Paliam Nalukettu's are the traditional homesteads (tharavads) where several generations of a matrilineal joint family lived together. Nalukettu consists of a main house along with a few satellite houses. Portico, Inner Hall, Kitchen and four blocks - Northern, Southern, Eastern and Western - constitute the different parts of a traditional Nalukettu. The design and construction pattern are closely linked to the life cycle of women in the family, their rituals, beliefs and celebrations. Nalukettu was occupied by the women of Paliam Noble family who followed matrilineal system. This structure is also an epitome of the traditional housing architecture of Kerala. Nalukettu museum presents to the visitor, the architectural model of Nalukettu and various social-cultural and economic practices from the feudal era.
This classical structure was built by the elder member of the family in the year 1786, for the women and minor boys of Paliam. It has a big courtyard at the centre with rooms surrounding it and Purathalam, where the members gathered to chat and for recreational activities. There used to be a common dining hall and a common kitchen as all the members lived and dined together, under the protection of Valiachan. The boys, when they became majors, had separate bachelor living quarters and after their marriage, the administration provided them houses. This style of 'community living' continued till the partition of the joint family. The last members left the Nalukettu after the family partition deed, and so the building is no longer occupied.
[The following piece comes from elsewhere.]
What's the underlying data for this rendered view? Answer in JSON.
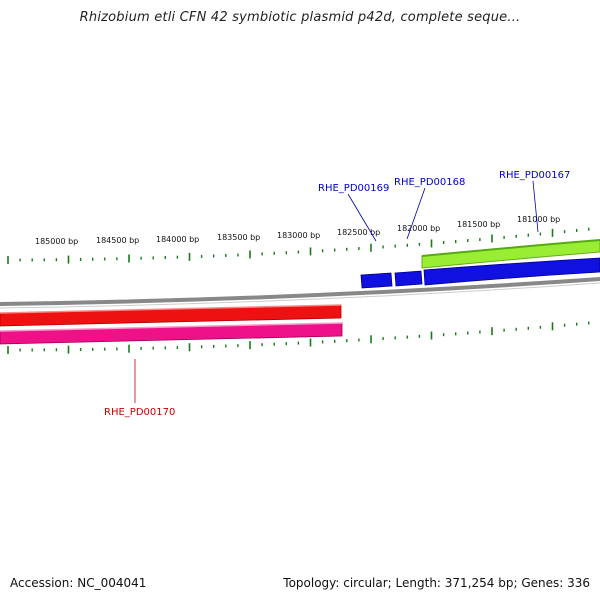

Matrilineal system followed an inheritance system through mothers. Like Kochi royal family, Paliam family too followed matrilineal system. The Karanavar [head of the family) was called Valiyachan. The inheritance rights went to the nephew (sister's son). Valiyachan held the status of being the manager of the family. Unlike other Nalukettus' where male were in charge of household administration, in Paliam the control of the Nalukettu rested with valiyamma.
The Nalukettu is a typical self-contained Malayali house, a quadrangle building consisting of four blocks, with a rectangular courtyard in the centre known as the "nadumittam". The western block or "padinjattini" is divided into three rooms the middle one of which is the private strong room or "ara" where all the valuables and house hold deities are kept. The north east block or "vadakkini" is divided into two parts, the kitchen and the dining room. The other rooms in the north quarter houses general rooms. The whole or the middle portions of the eastern and southern blocks"kizhakkini and tekkini" are open halls where guests are received; the same on the upper floors consist of bedrooms for the women, where they are met by their husbands occasionally in the night.
The main exhibits here include seasonal display in the hall, kitchen, vessels gallery and an exclusive collection of lamps.